Весь первый, очень долгий день Руфь провела тихо и спокойно, сидя без дела. Она была очень слаба и все еще чувствовала усталость после путешествия. А кроме того, она не сомневалась в том, что сумеет помочь по хозяйству, и боялась только помешать. Пребывая в состоянии прострации и неуверенности, она всматривалась в новый для нее образ жизни людей, с которыми свела ее судьба.

После завтрака мистер Бенсон скрылся в кабинете, а мисс Бенсон отнесла в кухню блюдца и чашки и, оставив дверь в салон открытой, принялась мыть их, разговаривая то с Салли, то с Руфью. У Салли нашлась работа наверху, и Руфь обрадовалась ее уходу, потому что та, пока была внизу, продолжала сурово посматривать на нее за опоздание к завтраку.

Мисс Бенсон помогала приготовить обед. Она принесла фасоль и принялась варить ее в кастрюле со свежей ключевой водой, где так и играли солнечные лучи. Мисс Вера сидела у раскрытого окна салона и толковала с Руфью о вещах и людях, о которых та ничего не знала и которых не могла представить. Так детям, бывает, дают кусочек разрезанной картинки, и ребенок недоумевает, откуда этот кусок, пока ему не покажут картинку целиком.

В центральной части этой картинки находились мистер и миссис Брэдшоу. Их дети и прислуга были дополнительными кусочками. Помимо того, Руфь часто слышала еще несколько имен. Сначала Руфь удивлялась, а потом начала уставать от удивительной манеры мисс Бенсон, без конца толковавшей ей о совершенно незнакомых людях. Но в действительности мисс Бенсон слышала голос измученного сердца Руфи, которое принималось жаловаться, как только его оставляли в одиночестве, и оно могло свободно вспоминать прошлое. Острый слух мисс Бенсон улавливал и глухие раскаты отдаленного грома – монологи и реплики в сторону, которые произносила Салли, чтобы их услышали другие.

Вдруг мисс Бенсон позвала Руфь наверх, в свою спальню, и стала что-то искать в ящичках старинного бюро.

– Дорогая моя, я была очень глупа и опрометчива. Как я рада, что вспомнила об этом еще до прихода миссис Брэдшоу. Вот оно!

Она вынула старое обручальное кольцо и поспешно надела его Руфи на палец. Та опустила голову и покраснела от стыда. Глаза ее щипали горячие слезы. Мисс Бенсон продолжала нервно и торопливо:

– Оно принадлежало моей бабушке. Тебе великовато, но тогда их так делали, чтобы написать внутри девиз. Вот, посмотри:

 
Пускай мое кольцо блестит,
Пока нас смерть не разлучит.
 

Я думаю, оно тебе подходит. Бери, бери! Иди и постарайся привыкнуть к нему. Представь, что ты всегда его носила.

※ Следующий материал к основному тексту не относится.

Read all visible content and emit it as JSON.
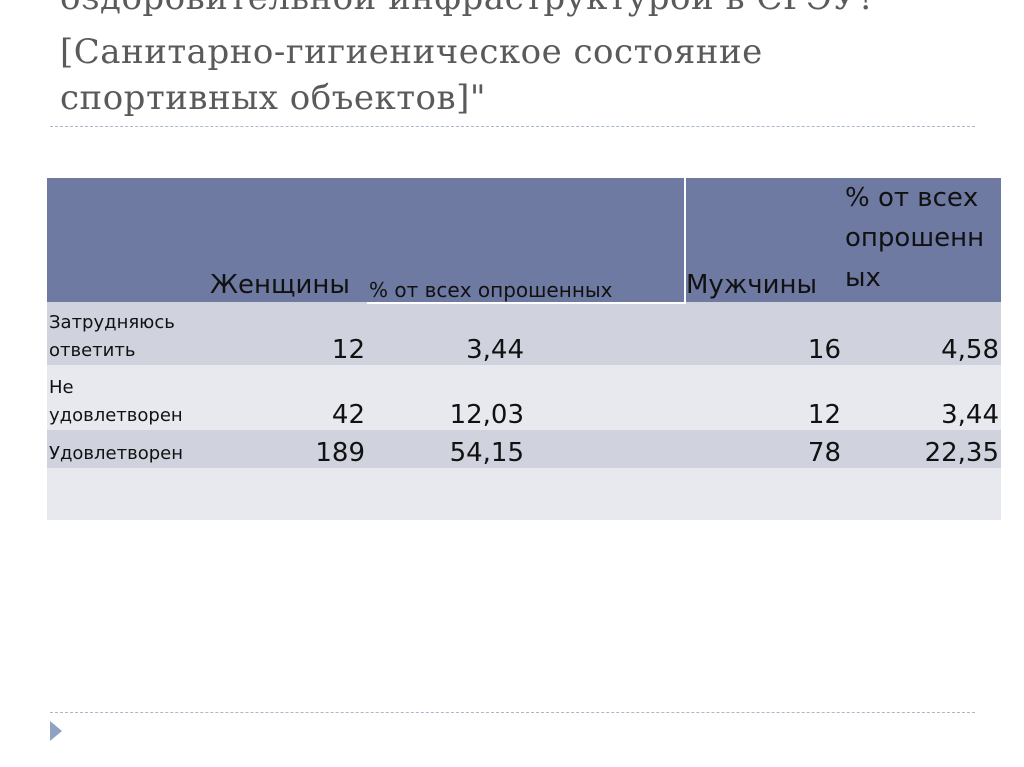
{
  "slide": {
    "title_lines": [
      "оздоровительной инфраструктурой в СГЭУ?",
      "[Санитарно-гигиеническое состояние",
      "спортивных объектов]\""
    ],
    "table": {
      "header": {
        "women": "Женщины",
        "women_pct": "% от всех опрошенных",
        "men": "Мужчины",
        "men_pct": "% от всех опрошенных"
      },
      "rows": [
        {
          "label": "Затрудняюсь ответить",
          "women": "12",
          "women_pct": "3,44",
          "men": "16",
          "men_pct": "4,58"
        },
        {
          "label": "Не удовлетворен",
          "women": "42",
          "women_pct": "12,03",
          "men": "12",
          "men_pct": "3,44"
        },
        {
          "label": "Удовлетворен",
          "women": "189",
          "women_pct": "54,15",
          "men": "78",
          "men_pct": "22,35"
        }
      ]
    }
  }
}
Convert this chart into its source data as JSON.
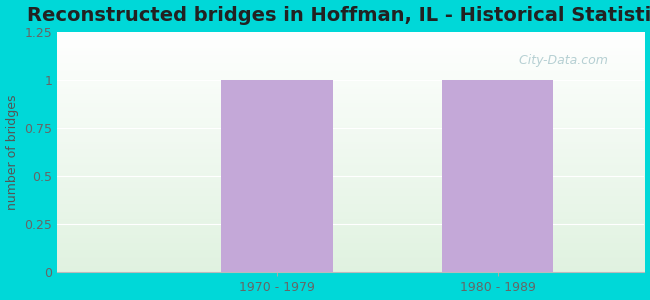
{
  "title": "Reconstructed bridges in Hoffman, IL - Historical Statistics",
  "categories": [
    "1970 - 1979",
    "1980 - 1989"
  ],
  "values": [
    1,
    1
  ],
  "bar_color": "#c4a8d8",
  "ylabel": "number of bridges",
  "ylim": [
    0,
    1.25
  ],
  "yticks": [
    0,
    0.25,
    0.5,
    0.75,
    1,
    1.25
  ],
  "background_outer": "#00d8d8",
  "title_color": "#222222",
  "ylabel_color": "#555555",
  "tick_color": "#666666",
  "watermark": " City-Data.com",
  "title_fontsize": 14,
  "ylabel_fontsize": 9,
  "tick_fontsize": 9
}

Руфь пошла к себе в комнату, бросилась на колени перед кроватью и заплакала так горько, как будто ее сердце разрывалось на куски. Затем, точно свет проник в ее душу, она успокоилась и стала молиться. Нет слов, чтобы выразить, с каким смирением и с какой верой обращалась она к Богу. Когда Руфь сошла вниз, лицо ее было все еще мокро от слез и бледно. Теперь даже Салли посмотрела на нее иначе, чем раньше: в поведении Руфи появилось достоинство, происходившее от осознания важности цели, которую она преследовала, – счастья ребенка. Руфь села и задумалась, но теперь уже без тех горьких вздохов, которые так терзали мисс Бенсон поутру.

Так прошел день. Ранний обед, ранний чай, казалось, нарочно удлиняли его, хотя и без них он казался Руфи длинным. Единственным необыкновенным происшествием оказалось отсутствие вечером Салли, – к величайшему удивлению и отчасти негодованию мисс Бенсон, служанка исчезла.

Поздно вечером, когда Руфь ушла к себе, это отсутствие объяснилось. Руфь распустила свои длинные, волнистые блестящие волосы и стояла посреди комнаты, погруженная в раздумья. Вдруг кто-то сильно постучал в дверь: этот звук был совсем не похож на удары нежных пальцев. Суровой походкой судьи вошла Салли, держа в руках два вдовьих чепчика из самой грубой ткани и самой простой работы.

В осанке самой королевы Элеоноры, подносящей кубок прекрасной Розамунде, не могло выражаться больше неумолимой решимости, чем в фигуре Салли в эту минуту. Она подошла к прекрасной, удивленной Руфи, стоявшей в длинном белом легком одеянии, с чудными, распущенными каштановыми волосами, в беспорядке падавшими на ее плечи, и заговорила:

– Миссис или мисс, может быть, – кто знает? – у меня есть кое-какие сомнения насчет вас. И я не хочу, чтобы хозяин и мисс Вера отвечали за вас или чтобы позор коснулся их. Вдовы носят вот такие чепцы и обрезают волосы. Обручальные кольца могут и не носить, а вот волосы обрезают всегда. Я не привыкла делать дела наполовину. В День святого Михаила стукнет ровно сорок девять лет, как я служу здесь, и я не хочу позора из-за чьих-то там прекрасных локонов. Садитесь-ка и дайте мне вас остричь. И чтобы завтра вы прикинулись честной вдовой в чепце, как положено, а не то я уйду из дому. И что это случилось с мисс Верой? Не было леди благонравней, а тут ее словно заговорили. Нет, не понимаю! Все! Садитесь сюда, сейчас я вас остригу!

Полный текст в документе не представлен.